Aqui no Brasil, estamos orientando profissionaisnovibet 365saúde que podem oferecer cuidados paliativos via Casa do Cuidar, Associação Nacionalnovibet 365Cuidados Paliativos, várias Unimeds que têm a redenovibet 365cuidados paliativos...

Estamos formalizando treinamentos para manejonovibet 365sintomas respiratórios, como tosse e faltanovibet 365ar. O acesso a medicações como morfina, a midazolam, que é um ansiolítico para controlar a faltanovibet 365ar...

Mas o Brasil já tinha muito pouco perto da necessidade que já tínhamos. Havia a estimativanovibet 365só 0,3% dos pacientes que precisariamnovibet 365cuidados paliativos tinham acesso. Então estamos muito atrasadosnovibet 365númerosnovibet 365equipes, mas a qualidade delas costuma ser muito boa.

(Nota da redação: A médica menciona também que colaborou com a criaçãonovibet 365uma guia para despedidas à distância, que está sendo desenvolvida por Tom Almeida, fundador do movimento inFinito. Procurado depois da entrevista, Almeida contou que o Guianovibet 365Rituaisnovibet 365Despedidas Virtuais será lançadonovibet 36515novibet 365abril na internet, oferecendo orientações e dicasnovibet 365plataformas que permitem, por exemplo, chamadasnovibet 365vídeo para conectar pacientes internados e familiares).

novibet 365 BBC News Brasil - Sendo geriatra, como você vê o tratamento, cultural mesmo, aos idosos nessa pandemia?

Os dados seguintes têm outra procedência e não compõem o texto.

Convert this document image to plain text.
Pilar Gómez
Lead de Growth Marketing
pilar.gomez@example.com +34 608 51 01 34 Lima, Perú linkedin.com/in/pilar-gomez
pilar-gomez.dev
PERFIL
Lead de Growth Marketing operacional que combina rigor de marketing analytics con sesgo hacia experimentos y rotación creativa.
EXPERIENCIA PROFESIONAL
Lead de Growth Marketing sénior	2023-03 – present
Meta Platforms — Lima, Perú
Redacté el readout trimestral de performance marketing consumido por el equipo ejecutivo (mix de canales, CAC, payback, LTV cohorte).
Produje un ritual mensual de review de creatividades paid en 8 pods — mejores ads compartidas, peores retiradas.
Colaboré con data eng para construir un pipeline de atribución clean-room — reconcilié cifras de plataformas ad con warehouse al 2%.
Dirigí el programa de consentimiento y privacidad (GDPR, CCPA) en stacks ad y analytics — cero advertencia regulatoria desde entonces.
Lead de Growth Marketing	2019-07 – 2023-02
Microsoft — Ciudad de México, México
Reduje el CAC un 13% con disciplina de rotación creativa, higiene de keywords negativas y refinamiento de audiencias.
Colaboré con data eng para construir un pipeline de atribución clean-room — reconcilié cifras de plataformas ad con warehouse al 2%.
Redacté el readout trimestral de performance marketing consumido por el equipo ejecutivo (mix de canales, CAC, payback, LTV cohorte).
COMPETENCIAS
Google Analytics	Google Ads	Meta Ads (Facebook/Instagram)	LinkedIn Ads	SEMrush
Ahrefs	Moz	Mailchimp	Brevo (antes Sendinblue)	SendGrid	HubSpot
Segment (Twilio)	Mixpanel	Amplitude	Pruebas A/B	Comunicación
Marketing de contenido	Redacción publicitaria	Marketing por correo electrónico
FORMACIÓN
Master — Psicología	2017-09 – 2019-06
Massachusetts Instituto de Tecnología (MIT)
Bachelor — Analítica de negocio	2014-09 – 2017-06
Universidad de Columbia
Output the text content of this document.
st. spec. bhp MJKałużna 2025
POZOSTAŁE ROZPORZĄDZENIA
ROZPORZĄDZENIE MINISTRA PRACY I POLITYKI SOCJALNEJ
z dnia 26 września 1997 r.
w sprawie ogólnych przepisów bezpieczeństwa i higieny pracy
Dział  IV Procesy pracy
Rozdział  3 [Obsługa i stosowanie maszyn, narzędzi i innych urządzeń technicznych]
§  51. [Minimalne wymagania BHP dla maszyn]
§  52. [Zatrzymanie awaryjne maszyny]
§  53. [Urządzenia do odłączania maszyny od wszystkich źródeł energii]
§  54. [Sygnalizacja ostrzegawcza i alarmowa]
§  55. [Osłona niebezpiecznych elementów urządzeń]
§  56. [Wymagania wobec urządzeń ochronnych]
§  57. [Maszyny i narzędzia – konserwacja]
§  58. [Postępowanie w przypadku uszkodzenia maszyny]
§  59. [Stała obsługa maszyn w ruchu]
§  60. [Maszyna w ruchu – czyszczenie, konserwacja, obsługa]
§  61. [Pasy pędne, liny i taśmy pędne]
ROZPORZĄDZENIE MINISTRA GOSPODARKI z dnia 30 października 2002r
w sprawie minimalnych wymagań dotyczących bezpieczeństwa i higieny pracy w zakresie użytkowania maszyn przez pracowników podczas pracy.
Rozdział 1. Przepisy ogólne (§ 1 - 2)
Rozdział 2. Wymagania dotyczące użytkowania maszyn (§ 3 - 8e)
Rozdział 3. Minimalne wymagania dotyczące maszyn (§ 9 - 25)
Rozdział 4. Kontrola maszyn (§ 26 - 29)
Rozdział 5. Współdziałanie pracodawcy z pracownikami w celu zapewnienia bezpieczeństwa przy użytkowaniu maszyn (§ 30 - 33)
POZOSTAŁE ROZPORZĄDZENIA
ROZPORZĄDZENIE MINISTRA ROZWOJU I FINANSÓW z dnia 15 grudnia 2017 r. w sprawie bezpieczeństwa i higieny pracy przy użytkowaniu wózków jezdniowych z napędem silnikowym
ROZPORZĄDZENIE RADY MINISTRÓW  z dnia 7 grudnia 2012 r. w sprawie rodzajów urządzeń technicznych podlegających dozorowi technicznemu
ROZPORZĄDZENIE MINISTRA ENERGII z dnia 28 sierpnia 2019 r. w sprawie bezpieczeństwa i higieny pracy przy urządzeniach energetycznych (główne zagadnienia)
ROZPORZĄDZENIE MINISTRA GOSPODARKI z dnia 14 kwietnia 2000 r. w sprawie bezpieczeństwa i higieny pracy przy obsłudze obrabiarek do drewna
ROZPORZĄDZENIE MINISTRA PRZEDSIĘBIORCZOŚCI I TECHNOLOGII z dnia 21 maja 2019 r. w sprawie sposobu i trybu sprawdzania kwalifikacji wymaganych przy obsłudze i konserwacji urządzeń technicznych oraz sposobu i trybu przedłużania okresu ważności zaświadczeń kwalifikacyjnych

novibet 365 Ana Claudia Quintana Arantes - Penso que a forma com a gente lida com os idosos no Brasil é bastante... imatura. A gente olha para o idoso como uma pessoa incapaznovibet 365compreender e como alguém que precisa obedecer um adulto jovem.

Só que esse idoso é capaz e começa a se revoltar com isso (a tutela).

O idoso, que está sendo muito agredido, tratadonovibet 365forma pejorativa sobre o isolamento social, quando exige um espaçonovibet 365escuta, está sendo massacrado.

Eu não tive problemas com os idosos que cuido. Eu conversei com cada um deles, fiz consultas por vídeo (a médica diz que seus pacientes já eram atendidos por contanovibet 365outras condiçõesnovibet 365saúde, mas alguns têm suspeitanovibet 365coronavírus; estes casos estão sendo monitorados).

Também precisamos entender que alguns idosos também têm seu processonovibet 365negação, assim como os adultos.